- A strawberry delivery driver was arrested by Border Patrol near Gov. Newsom’s Little Tokyo news conference, becoming “collateral damage.”
- Angel Minguela Palacios endured six weeks of harsh detention conditions, watching fellow detainees give up and self-deport.
- Over more than a month in detention, the 48-year-old father prayed he’d get back to his family.
The lights never dimmed and Angel Minguela Palacios couldn’t sleep. He pulled what felt like a large sheet of aluminum foil over his head, but couldn’t adjust to lying on a concrete floor and using his tennis shoes as a pillow.
He could smell unwashed bodies in the cramped room he shared with 40 detainees.
The bathrooms were open-air, providing no privacy. Detainees went days without showering.
Minguela, 48, lay in the chilly downtown Los Angeles ICE facility known as B 18 and thought about his partner of eight years and their three children. In his 10 years in the United States, he had built a secure life he had only dreamed of in Mexico, ensconced in their humble one-bedroom rented home, framed photos of the family at Christmas, his “#1 Dad” figurine. Now it was all falling apart.

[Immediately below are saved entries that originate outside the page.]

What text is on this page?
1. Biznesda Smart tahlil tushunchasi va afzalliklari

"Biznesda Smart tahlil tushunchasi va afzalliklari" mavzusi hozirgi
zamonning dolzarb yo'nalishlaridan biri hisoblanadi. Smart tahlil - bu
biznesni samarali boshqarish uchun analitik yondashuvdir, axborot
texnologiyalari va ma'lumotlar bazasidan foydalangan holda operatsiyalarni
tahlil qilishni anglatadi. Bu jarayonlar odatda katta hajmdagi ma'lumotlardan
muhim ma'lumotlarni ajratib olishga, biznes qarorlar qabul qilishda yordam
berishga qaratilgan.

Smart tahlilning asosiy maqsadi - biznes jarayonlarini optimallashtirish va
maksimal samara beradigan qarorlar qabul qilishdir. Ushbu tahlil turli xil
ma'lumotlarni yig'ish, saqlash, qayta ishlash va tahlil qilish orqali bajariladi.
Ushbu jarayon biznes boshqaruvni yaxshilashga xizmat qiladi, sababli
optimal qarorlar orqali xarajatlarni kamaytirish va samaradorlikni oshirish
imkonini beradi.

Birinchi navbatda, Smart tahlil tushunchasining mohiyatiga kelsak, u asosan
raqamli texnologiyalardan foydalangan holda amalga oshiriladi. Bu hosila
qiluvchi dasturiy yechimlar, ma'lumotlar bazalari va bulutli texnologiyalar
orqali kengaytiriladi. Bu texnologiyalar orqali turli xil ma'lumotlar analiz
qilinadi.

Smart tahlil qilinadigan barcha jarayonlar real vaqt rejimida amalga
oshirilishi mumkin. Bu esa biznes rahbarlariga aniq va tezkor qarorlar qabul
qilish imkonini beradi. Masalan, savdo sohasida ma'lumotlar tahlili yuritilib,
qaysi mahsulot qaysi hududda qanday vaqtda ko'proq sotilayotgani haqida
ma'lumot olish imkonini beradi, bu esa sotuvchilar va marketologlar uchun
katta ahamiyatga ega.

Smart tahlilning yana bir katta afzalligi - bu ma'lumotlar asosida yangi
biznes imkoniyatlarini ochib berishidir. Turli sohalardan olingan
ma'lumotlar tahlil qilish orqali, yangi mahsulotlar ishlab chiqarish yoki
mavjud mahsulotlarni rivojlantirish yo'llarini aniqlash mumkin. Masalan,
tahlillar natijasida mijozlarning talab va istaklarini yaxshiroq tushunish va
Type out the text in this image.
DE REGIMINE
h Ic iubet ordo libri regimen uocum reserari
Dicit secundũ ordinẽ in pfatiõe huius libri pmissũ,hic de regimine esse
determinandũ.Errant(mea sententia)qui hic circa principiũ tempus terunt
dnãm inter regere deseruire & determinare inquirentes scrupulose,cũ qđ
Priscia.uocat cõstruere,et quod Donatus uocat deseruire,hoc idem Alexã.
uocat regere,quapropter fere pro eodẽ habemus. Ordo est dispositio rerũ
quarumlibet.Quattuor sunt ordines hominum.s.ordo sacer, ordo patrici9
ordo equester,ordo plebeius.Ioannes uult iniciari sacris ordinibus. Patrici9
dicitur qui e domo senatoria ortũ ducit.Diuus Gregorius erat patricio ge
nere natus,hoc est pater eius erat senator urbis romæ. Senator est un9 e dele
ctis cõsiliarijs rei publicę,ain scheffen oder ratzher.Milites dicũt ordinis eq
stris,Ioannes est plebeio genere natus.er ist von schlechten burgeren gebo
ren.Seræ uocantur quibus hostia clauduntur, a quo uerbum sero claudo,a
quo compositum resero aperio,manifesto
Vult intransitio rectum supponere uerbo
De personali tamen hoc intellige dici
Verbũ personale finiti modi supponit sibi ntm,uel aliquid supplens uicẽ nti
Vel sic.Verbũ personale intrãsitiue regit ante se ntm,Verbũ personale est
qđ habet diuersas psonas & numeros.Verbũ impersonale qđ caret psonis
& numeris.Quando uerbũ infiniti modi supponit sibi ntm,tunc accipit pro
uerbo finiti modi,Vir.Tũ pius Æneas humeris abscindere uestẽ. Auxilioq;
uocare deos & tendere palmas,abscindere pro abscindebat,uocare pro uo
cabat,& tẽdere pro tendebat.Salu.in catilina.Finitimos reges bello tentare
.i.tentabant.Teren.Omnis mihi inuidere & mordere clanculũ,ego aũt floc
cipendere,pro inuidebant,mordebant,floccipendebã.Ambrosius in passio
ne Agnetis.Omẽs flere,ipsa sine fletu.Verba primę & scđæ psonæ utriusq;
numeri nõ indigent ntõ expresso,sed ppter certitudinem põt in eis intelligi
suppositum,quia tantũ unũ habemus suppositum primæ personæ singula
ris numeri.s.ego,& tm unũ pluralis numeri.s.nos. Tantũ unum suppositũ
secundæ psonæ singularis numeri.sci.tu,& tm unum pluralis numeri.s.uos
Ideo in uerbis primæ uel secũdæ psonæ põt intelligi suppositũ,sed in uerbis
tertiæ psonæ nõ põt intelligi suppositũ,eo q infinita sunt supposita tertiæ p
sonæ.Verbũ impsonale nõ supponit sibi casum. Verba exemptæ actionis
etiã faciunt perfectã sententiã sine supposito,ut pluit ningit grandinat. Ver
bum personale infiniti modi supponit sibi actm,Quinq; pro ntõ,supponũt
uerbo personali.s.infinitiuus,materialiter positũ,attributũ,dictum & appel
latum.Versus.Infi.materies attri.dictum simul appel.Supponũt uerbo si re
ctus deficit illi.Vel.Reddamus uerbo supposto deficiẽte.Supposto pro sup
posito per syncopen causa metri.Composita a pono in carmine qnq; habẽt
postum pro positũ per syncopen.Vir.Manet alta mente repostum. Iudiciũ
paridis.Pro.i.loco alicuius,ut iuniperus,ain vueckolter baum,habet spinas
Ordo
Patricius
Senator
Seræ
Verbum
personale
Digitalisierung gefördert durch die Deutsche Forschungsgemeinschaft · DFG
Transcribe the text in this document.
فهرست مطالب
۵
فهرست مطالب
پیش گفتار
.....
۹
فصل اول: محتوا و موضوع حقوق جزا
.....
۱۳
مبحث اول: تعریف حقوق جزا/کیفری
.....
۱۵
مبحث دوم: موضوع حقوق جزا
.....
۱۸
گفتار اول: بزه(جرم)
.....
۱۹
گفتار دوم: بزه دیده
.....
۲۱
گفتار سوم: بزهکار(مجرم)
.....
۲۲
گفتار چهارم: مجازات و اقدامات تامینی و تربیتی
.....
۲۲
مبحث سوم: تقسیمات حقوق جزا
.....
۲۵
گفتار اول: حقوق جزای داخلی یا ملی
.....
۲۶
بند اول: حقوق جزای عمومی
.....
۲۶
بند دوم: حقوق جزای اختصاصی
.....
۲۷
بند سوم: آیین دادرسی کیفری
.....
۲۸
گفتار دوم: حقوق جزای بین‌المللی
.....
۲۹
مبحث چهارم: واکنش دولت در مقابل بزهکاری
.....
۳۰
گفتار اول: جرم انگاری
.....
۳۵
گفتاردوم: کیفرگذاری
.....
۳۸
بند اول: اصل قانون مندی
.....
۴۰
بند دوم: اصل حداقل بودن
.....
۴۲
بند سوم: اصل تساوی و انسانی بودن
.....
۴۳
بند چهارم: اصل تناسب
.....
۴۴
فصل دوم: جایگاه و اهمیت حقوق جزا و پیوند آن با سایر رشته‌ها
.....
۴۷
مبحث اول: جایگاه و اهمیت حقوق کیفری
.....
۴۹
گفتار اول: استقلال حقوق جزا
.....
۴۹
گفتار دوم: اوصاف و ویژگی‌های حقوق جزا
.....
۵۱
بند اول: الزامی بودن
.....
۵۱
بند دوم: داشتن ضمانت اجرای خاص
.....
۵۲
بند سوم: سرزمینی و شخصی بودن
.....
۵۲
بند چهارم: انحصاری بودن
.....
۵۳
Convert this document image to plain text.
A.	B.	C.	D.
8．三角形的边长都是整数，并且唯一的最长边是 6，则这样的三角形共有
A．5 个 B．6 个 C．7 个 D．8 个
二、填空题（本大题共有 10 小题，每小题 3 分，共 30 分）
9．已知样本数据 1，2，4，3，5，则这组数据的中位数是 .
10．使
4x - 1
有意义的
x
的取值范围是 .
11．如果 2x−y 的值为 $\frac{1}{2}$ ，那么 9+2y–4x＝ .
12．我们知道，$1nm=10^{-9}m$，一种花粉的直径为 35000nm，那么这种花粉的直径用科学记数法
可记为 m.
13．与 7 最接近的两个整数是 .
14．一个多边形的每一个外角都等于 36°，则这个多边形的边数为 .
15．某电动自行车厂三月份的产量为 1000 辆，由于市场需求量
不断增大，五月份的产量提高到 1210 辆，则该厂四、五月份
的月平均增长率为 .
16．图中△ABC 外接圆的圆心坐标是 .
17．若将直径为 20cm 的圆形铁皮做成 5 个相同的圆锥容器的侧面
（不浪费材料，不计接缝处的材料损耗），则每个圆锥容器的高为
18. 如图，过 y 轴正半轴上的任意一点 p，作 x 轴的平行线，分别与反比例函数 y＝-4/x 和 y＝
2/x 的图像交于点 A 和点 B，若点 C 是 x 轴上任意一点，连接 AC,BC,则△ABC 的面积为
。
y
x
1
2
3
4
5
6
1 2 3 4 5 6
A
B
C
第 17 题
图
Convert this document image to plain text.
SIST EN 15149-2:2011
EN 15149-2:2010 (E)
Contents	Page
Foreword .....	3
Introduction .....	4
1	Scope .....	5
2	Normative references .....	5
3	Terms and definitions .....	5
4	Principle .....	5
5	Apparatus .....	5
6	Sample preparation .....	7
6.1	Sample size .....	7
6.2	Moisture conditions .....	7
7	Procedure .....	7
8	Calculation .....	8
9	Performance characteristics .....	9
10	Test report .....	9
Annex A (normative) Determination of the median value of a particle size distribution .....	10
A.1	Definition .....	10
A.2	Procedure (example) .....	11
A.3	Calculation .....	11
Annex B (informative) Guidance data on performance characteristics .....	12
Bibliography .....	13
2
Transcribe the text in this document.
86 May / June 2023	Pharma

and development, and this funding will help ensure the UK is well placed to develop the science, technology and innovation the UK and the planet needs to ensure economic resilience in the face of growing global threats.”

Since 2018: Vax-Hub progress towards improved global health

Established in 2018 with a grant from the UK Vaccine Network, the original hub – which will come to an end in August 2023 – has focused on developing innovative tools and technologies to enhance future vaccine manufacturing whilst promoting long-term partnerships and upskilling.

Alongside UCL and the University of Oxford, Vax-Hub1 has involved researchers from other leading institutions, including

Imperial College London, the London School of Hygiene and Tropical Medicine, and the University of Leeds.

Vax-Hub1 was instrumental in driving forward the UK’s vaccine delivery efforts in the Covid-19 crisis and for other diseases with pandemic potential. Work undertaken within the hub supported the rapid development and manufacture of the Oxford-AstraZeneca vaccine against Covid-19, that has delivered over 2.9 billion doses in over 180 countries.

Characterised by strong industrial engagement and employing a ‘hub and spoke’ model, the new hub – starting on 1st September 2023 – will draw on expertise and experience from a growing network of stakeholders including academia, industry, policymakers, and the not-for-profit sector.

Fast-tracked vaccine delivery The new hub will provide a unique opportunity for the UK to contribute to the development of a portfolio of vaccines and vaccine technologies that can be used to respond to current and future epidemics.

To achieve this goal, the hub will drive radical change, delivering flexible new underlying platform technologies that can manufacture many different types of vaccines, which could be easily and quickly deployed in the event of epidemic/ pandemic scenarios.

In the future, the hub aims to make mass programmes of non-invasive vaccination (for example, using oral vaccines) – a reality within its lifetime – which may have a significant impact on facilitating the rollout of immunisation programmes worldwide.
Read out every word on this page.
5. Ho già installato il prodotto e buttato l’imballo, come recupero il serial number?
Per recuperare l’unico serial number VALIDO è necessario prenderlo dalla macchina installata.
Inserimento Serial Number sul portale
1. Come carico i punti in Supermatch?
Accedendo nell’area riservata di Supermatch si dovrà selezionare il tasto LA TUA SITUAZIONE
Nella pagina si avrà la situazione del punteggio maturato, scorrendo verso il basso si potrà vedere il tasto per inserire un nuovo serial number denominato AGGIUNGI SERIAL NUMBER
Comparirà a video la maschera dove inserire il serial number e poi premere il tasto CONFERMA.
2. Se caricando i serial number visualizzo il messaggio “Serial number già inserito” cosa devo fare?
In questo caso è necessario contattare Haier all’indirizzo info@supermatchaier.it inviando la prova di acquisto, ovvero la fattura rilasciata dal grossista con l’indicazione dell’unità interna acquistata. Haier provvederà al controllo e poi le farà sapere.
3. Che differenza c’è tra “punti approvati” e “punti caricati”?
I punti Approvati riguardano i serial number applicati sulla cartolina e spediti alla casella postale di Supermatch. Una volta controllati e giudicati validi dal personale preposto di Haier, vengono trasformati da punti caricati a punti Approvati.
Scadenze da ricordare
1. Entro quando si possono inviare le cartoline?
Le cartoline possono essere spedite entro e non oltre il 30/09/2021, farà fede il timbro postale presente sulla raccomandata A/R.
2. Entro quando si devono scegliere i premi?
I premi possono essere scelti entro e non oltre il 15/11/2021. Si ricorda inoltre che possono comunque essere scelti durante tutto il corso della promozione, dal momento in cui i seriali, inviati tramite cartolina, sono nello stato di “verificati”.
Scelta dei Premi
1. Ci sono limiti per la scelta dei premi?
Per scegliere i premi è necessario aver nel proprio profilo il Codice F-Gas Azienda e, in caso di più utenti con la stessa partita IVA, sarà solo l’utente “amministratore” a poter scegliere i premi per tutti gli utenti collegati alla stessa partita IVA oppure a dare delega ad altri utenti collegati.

In his time servicing ATMs in Ciudad Juárez [back in Mexico], he said he was kidnapped twice and at one point stabbed by people intent on stealing the cash. After his employers cut staff, he lost his job, helping drive his decision to leave.
Minguela came [LA and] soon found a job at the downtown produce market.
He met the woman he calls his
esposa, who asked not to be named for fear of retaliation, at the second job he worked in the Piñata District.
The morning of Aug. 14, Minguela had been on his last delivery of the day, dropping off strawberries to a tearoom in Little Tokyo. He didn’t know that Gov. Gavin Newsom was holding a news conference there to inveigh against President Trump’s efforts to maintain control of the U.S. House of Representatives through redistricting in Texas. U.S. Border Patrol agents were massing nearby, creating a show of force outside the event. [I don't believe we've received an answer about how immigration enforcement happened to be scheduled to take place next to Newsom's press conference.]
As they moved in, one agent narrowed in on Minguela’s delivery van
...
[after six days in the smelly holding cell, he was transferred to Arizona]
For the first time since his youth, Minguela had time to read books, including Gabriel Garcia Marquez’s “No One Writes to the Colonel.” He read the Bible, taking comfort in Psalm 91, a prayer of trust and protection. He took online courses on CPR, computer skills and how to process his emotions.
But all the distractions, he said, didn’t change the fact that detainees were imprisoned.
Minguela lay in his darkened cell, reflecting on moments when he had arrived home, tired from work and traffic, and scolded his children about minor messes. About times he’d argued with his wife and given her the silent treatment. He made promises to God to be an even better husband and father. He asked that God help his lawyer on his case and to give him a fair judge.
Minguela had his bond hearing Sept 9. He was aided by the fact that he had entered the country lawfully [on a tourist visa], providing the judge the ability to either grant or deny him bond.
Alex Galvez, Minguela’s lawyer, told the judge about his client’s children. He pointed out that Minguela didn’t have a criminal record and was gainfully employed, the primary breadwinner for his family. Galvez submitted 16 letters of recommendation for his client.
When the government lawyer referred to Minguela as a flight risk, Galvez said, the judge appeared skeptical, pointing out that he’d been paying tens of thousands of dollars in taxes for the last 10 years.
A crowd of people waited to greet Minguela as soon as he stepped off a Greyhound bus at Union Station in downtown L.A. on Thursday night.
[HIs lawyer hopes to fight his removal and obtain a work permit.]